I'm struggling with a problem and can't find a way to approach it.
The problem is as follows:
A right triangle EFD is constructed inside a square ABCD, such that the right angle ∠FED is located on the square's diagonal AC, another angle ∠EFD is on BC, and the third angle is on ∠CDA.
It is also known that EG = 2AE, and that AB=BC=CD=DA=1.
How can we find the area of the inner triangle EFD?
I tried several approaches - finding similar triangles containing the proportional segments of the diagonal, trying to find expressions for the triangle's sides based on AE and/or EG through the pythagoras theorem, and similar directions. So far I couldn't find an approach that seems to get anywhere...
Any pointers or general assistance will be greatly appreciated!
Three steps are necessary.
First, I asssumed accidentally that $\triangle DEF$ is isosceles, but we can prove this. Since quadrilateral $CDEF$ has two opposite right angles, it is cyclic, so draw its circumcircle. Since $\angle FCE = \angle ECD = 45^\circ$, the arcs $FE$ and $ED$ are equal, so the chords $FE$ and $ED$ are also equal.
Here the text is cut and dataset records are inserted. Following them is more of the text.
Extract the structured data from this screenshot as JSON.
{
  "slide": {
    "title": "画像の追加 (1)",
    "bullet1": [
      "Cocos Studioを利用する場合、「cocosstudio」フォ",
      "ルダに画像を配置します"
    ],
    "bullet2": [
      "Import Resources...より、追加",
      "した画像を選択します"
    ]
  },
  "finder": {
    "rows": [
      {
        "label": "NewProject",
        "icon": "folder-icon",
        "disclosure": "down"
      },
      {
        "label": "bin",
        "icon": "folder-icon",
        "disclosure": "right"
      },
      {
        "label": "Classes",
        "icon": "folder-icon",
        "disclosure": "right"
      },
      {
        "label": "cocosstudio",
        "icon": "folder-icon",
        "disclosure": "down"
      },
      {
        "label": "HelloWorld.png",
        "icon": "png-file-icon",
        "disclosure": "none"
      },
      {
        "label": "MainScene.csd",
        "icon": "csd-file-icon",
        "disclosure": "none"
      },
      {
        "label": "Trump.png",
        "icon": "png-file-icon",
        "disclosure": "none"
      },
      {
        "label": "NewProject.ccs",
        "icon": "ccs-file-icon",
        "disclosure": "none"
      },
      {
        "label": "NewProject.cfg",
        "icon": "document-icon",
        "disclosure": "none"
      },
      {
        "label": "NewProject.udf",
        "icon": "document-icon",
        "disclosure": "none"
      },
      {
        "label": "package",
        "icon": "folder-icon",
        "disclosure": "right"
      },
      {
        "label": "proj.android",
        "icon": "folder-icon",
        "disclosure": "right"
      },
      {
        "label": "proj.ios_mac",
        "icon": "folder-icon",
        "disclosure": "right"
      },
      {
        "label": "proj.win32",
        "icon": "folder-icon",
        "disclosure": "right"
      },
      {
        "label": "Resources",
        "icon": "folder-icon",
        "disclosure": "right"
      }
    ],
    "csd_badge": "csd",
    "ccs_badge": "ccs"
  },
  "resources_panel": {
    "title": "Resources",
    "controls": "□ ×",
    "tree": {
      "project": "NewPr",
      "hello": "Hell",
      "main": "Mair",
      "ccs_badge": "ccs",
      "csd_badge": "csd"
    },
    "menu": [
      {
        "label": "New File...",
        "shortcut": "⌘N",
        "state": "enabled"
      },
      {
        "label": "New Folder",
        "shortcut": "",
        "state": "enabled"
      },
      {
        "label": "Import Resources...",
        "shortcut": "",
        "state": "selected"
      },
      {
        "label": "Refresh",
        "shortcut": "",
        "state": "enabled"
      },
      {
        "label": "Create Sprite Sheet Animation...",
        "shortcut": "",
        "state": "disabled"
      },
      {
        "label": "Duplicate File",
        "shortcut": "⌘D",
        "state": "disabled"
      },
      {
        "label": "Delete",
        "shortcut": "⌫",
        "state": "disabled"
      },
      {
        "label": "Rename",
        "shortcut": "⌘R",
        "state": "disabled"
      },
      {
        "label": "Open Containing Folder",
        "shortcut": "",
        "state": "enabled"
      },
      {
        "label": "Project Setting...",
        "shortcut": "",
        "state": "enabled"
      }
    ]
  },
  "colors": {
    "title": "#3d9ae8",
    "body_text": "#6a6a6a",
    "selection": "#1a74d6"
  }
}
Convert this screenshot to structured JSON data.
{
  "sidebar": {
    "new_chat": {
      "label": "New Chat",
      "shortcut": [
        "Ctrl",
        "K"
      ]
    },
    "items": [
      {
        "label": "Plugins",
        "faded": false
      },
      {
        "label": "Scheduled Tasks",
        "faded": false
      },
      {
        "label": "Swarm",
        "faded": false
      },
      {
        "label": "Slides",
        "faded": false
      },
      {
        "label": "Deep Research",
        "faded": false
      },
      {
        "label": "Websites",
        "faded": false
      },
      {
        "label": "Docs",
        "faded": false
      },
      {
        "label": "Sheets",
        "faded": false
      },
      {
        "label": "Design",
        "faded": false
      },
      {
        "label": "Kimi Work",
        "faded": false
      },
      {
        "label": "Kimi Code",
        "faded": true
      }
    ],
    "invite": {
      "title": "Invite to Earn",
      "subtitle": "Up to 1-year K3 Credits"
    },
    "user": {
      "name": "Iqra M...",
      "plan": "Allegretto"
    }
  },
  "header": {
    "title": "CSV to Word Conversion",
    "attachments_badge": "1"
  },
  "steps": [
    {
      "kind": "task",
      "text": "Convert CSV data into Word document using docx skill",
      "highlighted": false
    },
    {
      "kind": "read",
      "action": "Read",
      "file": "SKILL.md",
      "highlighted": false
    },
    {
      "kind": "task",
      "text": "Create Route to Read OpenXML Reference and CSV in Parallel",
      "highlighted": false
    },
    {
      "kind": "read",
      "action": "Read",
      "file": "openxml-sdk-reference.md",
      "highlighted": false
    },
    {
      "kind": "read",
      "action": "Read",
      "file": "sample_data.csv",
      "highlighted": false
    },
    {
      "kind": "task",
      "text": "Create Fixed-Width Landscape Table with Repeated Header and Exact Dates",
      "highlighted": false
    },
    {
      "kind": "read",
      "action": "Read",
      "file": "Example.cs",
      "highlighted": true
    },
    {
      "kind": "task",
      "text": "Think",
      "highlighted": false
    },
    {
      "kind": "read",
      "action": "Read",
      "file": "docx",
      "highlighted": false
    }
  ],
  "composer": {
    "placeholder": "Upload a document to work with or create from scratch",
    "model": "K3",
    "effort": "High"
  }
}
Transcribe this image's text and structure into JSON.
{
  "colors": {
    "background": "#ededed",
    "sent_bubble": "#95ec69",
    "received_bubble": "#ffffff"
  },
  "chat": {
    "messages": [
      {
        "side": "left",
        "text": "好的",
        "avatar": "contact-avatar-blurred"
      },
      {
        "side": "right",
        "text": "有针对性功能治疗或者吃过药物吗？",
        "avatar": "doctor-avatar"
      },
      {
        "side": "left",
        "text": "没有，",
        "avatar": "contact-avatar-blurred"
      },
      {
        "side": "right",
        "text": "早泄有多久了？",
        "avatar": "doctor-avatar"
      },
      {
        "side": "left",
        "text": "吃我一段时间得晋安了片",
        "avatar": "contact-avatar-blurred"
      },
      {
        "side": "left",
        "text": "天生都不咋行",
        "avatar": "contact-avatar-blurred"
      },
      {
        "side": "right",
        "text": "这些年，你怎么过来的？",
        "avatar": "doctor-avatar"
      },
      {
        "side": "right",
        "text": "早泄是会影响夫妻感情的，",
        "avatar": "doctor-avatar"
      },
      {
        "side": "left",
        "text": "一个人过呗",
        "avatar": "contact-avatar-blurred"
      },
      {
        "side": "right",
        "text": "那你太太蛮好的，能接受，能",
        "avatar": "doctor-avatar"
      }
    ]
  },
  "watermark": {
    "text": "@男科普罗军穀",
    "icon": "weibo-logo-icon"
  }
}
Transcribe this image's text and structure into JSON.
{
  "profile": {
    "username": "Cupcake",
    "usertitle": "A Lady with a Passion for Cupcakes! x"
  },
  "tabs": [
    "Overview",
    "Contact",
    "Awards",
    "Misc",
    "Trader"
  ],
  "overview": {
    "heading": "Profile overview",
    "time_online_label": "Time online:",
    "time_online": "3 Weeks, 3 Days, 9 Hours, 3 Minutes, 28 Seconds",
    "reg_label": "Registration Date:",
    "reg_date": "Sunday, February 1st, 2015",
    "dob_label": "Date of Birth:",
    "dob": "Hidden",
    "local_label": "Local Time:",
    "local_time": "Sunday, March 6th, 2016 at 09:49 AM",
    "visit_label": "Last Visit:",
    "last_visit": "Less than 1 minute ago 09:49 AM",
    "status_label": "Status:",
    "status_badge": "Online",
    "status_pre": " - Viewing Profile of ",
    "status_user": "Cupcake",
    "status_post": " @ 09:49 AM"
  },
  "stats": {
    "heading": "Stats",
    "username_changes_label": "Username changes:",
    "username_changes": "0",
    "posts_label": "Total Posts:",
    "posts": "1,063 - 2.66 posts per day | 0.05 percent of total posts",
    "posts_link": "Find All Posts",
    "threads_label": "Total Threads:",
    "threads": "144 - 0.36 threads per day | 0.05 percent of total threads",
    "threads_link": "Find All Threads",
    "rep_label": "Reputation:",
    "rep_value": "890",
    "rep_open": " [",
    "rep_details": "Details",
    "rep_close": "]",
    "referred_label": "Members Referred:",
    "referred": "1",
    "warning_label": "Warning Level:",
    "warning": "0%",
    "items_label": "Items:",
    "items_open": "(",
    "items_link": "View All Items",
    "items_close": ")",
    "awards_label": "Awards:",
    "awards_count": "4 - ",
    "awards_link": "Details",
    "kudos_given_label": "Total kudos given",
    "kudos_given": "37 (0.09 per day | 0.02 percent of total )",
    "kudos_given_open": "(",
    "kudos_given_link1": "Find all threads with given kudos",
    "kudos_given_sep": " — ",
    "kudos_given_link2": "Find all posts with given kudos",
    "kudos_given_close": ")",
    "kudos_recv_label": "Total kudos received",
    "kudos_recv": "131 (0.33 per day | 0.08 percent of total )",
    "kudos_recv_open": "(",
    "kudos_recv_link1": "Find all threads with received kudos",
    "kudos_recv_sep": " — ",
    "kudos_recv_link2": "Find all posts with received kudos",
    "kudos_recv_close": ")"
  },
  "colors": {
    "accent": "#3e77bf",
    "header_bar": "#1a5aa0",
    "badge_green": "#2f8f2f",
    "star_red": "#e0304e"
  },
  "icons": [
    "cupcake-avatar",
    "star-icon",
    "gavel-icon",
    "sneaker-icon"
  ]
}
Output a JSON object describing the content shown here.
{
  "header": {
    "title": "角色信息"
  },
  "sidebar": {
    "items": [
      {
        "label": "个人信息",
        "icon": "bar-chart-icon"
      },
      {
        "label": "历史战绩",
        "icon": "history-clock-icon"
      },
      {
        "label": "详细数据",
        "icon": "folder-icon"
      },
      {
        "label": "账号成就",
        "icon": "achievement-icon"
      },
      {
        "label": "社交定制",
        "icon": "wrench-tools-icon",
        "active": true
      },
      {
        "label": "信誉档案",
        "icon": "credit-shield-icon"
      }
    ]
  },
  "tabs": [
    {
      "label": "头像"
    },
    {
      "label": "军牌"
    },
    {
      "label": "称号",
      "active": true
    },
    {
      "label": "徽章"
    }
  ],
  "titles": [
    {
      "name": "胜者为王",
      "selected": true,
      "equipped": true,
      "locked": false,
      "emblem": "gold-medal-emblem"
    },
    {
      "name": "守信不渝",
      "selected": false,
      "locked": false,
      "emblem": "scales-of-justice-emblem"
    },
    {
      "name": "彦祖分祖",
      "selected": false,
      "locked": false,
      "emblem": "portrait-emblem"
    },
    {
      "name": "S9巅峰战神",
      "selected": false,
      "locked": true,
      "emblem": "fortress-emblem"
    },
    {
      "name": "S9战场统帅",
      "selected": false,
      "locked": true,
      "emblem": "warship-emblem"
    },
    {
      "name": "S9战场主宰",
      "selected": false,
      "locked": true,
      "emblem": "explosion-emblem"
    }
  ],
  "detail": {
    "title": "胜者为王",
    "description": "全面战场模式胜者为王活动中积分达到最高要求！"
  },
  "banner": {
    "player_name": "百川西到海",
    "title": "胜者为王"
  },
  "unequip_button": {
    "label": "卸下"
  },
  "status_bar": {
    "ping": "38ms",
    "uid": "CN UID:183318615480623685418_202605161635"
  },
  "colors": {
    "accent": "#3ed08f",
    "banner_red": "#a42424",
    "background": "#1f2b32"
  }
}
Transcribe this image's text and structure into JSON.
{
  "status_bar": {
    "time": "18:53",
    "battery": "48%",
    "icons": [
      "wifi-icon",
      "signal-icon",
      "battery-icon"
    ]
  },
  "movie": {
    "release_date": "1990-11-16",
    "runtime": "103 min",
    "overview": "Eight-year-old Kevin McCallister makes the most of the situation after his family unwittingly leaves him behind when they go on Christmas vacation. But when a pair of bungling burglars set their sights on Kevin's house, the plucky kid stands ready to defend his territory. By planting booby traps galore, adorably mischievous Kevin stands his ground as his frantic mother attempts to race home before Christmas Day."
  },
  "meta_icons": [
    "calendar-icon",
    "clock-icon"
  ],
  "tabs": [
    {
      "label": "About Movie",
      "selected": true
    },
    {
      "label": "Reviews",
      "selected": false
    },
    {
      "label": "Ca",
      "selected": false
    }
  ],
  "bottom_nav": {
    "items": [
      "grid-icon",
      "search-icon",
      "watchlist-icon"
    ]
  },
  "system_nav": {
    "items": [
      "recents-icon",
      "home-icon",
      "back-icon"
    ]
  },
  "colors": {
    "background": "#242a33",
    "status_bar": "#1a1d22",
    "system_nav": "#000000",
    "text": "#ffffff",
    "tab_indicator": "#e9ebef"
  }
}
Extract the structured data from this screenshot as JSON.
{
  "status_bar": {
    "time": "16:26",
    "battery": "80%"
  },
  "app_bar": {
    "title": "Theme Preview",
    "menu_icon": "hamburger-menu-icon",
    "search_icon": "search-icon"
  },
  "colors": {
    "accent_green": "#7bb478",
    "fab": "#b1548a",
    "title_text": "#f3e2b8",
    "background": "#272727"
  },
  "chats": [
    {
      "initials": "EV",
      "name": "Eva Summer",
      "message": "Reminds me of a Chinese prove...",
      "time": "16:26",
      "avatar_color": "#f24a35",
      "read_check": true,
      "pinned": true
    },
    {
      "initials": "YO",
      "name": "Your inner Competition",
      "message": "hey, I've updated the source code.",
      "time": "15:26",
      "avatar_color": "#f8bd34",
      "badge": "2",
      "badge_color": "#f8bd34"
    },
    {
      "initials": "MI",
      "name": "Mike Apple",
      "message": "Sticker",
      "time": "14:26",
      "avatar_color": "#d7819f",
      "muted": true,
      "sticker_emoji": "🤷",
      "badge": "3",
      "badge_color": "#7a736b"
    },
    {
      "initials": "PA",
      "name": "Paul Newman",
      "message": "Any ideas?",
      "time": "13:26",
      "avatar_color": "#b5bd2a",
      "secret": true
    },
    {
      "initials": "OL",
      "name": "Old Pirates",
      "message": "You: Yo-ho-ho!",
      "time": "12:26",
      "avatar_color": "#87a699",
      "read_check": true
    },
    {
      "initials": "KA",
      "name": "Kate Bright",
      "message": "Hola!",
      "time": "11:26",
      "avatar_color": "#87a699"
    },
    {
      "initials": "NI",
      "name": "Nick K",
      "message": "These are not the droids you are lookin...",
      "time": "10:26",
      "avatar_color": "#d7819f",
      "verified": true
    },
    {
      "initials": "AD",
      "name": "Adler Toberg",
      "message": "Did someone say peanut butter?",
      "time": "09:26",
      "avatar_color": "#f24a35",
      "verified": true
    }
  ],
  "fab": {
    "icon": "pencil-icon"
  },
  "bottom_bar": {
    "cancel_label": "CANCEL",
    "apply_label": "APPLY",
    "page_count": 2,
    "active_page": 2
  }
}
We spot that in the diagram below, the two red triangles are congruent. (Their angles are equal, and their hypotenuses are also equal.) One way to phrase this: if we project $E, F, G$ down onto $AD$ to get $E', F', G'$, then we don't just have $E'G' = 2AE'$ (as we are given) but also $E'F' = AE'$ (because both are equal to the short side of a red triangle). If $x = AE'$, then $$AE' = x, \; E'F' = x,\; F'G' = x,\; G'D = 1-3x.$$
In the blue triangle, $CG$ is an angle bisector. Therefore $FC : CD = FG : GD$ by the angle bisector theorem. We have $FC : CD = F'D : CD = (1-2x) : 1$, while $FG : GD = F'G' : G'D = x : (1-3x)$. So we can solve $\frac{x}{1-3x} = 1-2x$ for $x$.
Once we know $x$, we are basically done; the blue triangle has area $1-3x$, the two red triangles together have area $x(1-x)$, and the rectangle to their left has area $x$. So the leftover area for $\triangle DEF$ is $1 - (1-3x) - x(1-x) - x = x(x+1)$.